Nov. 12 - The Federal Savings Bank finds that recent economic reports have revealed indications that the market may be back on track for recovery, following the Federal Reserve's October decision to maintain its current rate of stimulus.
When the Fed decides to taper its quantitative easing program, mortgage rates will likely rise. The decision will come as a reactionary one, only after economic indicators have proven the market is able to stand on its own. The most recent reports, which brought the unemployment rate closer to the Fed's goal of 6.5 percent, could mean the program is headed toward tapering soon.
After two weeks of decline, mortgage rates jumped back up slightly on positive economic reports such as Case-Schiller Home Prices Index and the ISM manufacturing index, though the rise is not bad news. Mortgage News Daily reported that rates edged up to an average of 4.25 percent for a 30-year fixed rate mortgage, up from the previous week's average of 4.13 percent.

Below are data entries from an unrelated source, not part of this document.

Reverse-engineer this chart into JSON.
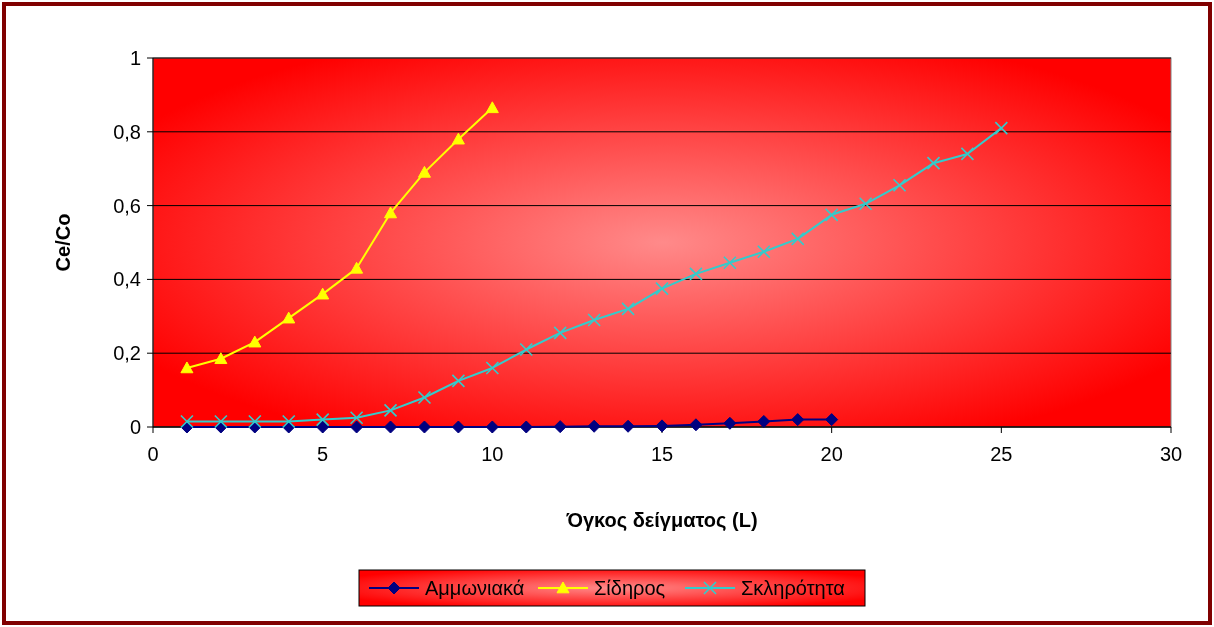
{
  "chart_data": {
    "type": "line",
    "xlabel": "Όγκος δείγματος (L)",
    "ylabel": "Ce/Co",
    "xlim": [
      0,
      30
    ],
    "xticks": [
      0,
      5,
      10,
      15,
      20,
      25,
      30
    ],
    "ylim": [
      0,
      1
    ],
    "yticks": [
      {
        "value": 0,
        "label": "0"
      },
      {
        "value": 0.2,
        "label": "0,2"
      },
      {
        "value": 0.4,
        "label": "0,4"
      },
      {
        "value": 0.6,
        "label": "0,6"
      },
      {
        "value": 0.8,
        "label": "0,8"
      },
      {
        "value": 1,
        "label": "1"
      }
    ],
    "grid": "y",
    "legend": "bottom",
    "line_style": "solid",
    "series": [
      {
        "name": "Αμμωνιακά",
        "color": "#000080",
        "marker": "diamond",
        "x": [
          1,
          2,
          3,
          4,
          5,
          6,
          7,
          8,
          9,
          10,
          11,
          12,
          13,
          14,
          15,
          16,
          17,
          18,
          19,
          20
        ],
        "values": [
          0,
          0,
          0,
          0,
          0,
          0,
          0,
          0,
          0,
          0,
          0,
          0.001,
          0.002,
          0.002,
          0.003,
          0.006,
          0.01,
          0.015,
          0.02,
          0.02
        ]
      },
      {
        "name": "Σίδηρος",
        "color": "#ffff00",
        "marker": "triangle",
        "x": [
          1,
          2,
          3,
          4,
          5,
          6,
          7,
          8,
          9,
          10
        ],
        "values": [
          0.16,
          0.185,
          0.23,
          0.295,
          0.36,
          0.43,
          0.58,
          0.69,
          0.78,
          0.865
        ]
      },
      {
        "name": "Σκληρότητα",
        "color": "#33cccc",
        "marker": "cross",
        "x": [
          1,
          2,
          3,
          4,
          5,
          6,
          7,
          8,
          9,
          10,
          11,
          12,
          13,
          14,
          15,
          16,
          17,
          18,
          19,
          20,
          21,
          22,
          23,
          24,
          25
        ],
        "values": [
          0.015,
          0.015,
          0.015,
          0.015,
          0.02,
          0.025,
          0.045,
          0.08,
          0.125,
          0.16,
          0.21,
          0.255,
          0.29,
          0.32,
          0.375,
          0.415,
          0.445,
          0.475,
          0.51,
          0.575,
          0.605,
          0.655,
          0.715,
          0.74,
          0.81
        ]
      }
    ]
  }
}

The increase comes after several economic reports showed renewed market strength and recovery. After a surprisingly low jobs report in September and the Federal Reserve's announcement that it would continue to buy bonds at a monthly rate of $85 billion, mortgage rates dropped. With a more positive economic outlook, rates are likely to continue their upward trend over the next year.
Interest rates have bounced between 4.5 and 4.0 percent over the past few months due to uncertainty over what the Fed planned to do about its fiscal policy. What is clear is that rates and the mortgage market are quickly affected by economic data and are influenced by speculation over the Fed's decision. Though an increase in rates can mean higher payments for borrowers, they are still relatively low when compared against historic averages, and homeowners are still able to find a low rate mortgage.
Federal Reserve Policy Outlook
Because the current rate of bond purchasing cannot be sustained forever by the central bank, any indication of economic improvement will increase the likelihood the Fed will begin to taper soon.
"The unemployment rate is down almost a full point from when we start this program in September 2012," James Bullard, St. Louis Fed president, told CNBC. "We've had faster job growth. Every jobs report that continues to show more jobs being created and a tick down in the unemployment rate is going to make the probability of a taper go up."
Consumer Spending and Confidence
According to a recent Gallup poll, Americans increased spending in October, a good sign for the economic recovery. Upper-income Americans increased spending by an average of $10 in October. Consumer spending accounts for 70 percent of U.S. GDP, Gallup reported. Any increase in spending suggests that the economy will continue its improvement by modest levels. The Gallup poll, which records what Americans report spending the prior day, increased from an average or $72 in 2012 to $88 in October 2013. Estimates for the fourth quarter of 2013 expect an increase of 1.7 percent.